In this combination of French masterpieces and Spanish fluff, Ehnes shows off both his serious side and his penchant for flashy showmanship. He pulls both off with aplomb and good taste. Joined by pianist Wendy Chen for a collection of staples from the impressionist canon, Ehnes plays with spot on intonation and natural sound. Of particular merit is the Ravel Sonata, which flows from dreamy to sexy to almost raunchy with its blues movement. Ehnes plays with silky elegance while not eschewing a foray or two into pure cabaret sensuality. Saint-Saëns more classic harmonies make for a pleasant contrast to all the languid impressionism of Debussy and Ravel. A composer that should be far more respected than he is, Saint-Saëns never ceases to amaze as one of the true musical craftsmen of his era. There is nary a genre in which he is not completely facile. His writing is idiomatic, his sense of form and structure are all but flawless and his works have a way of sticking to your musical ribs in a way few other composers’ music can. Ehnes and Chen spin out line after seamless line to make this tuneful showpiece a thrilling ending to the first disc of this set.

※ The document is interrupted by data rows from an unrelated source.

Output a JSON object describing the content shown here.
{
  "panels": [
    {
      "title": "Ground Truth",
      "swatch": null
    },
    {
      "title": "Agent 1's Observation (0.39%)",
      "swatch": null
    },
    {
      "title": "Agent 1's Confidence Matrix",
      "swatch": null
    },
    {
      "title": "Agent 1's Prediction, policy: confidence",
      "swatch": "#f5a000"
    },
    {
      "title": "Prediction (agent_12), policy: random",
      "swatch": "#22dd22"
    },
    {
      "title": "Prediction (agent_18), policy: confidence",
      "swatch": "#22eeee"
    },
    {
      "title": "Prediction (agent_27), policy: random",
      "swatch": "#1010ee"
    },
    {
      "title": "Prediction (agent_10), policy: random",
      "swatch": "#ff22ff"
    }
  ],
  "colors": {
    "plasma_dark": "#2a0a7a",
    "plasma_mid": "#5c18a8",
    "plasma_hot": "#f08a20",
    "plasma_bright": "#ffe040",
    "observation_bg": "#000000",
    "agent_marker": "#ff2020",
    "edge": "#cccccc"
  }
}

Joined on disc two by his long time recital partner Eduard Laurel, Ehnes gives us a sizable program of virtuoso gems from two of the better nineteenth century musical circus acts, Wieniawski and Sarasate. If you are seeking depth and profundity here you won’t find it, but you will leave the room satisfied with some catchy tunes and amazed at how easily James Ehnes can execute every technical magic trick in the book. I confess that I am not really as in love with this music as I am the French, but one cannot help but sit back in awe of just how well this music is performed. Alas, Mr. Laurel, who has in other outings has proven himself to be a pianist of exceptional abilities, does not get to shine in the way that Ms. Chen does in the more demanding works of the first disc. Nonetheless he seems to have a good time and plays with panache.

To date, I have not found a bad recording in all the discs that Mr. Ehnes has released and this is no exception. Now that he has recorded a great deal of the classic repertoire, it would be great fun to hear him tackle some more modern works. Maybe Paul Moravec will compose a sonata or concerto for Mr. Ehnes. Good idea, no?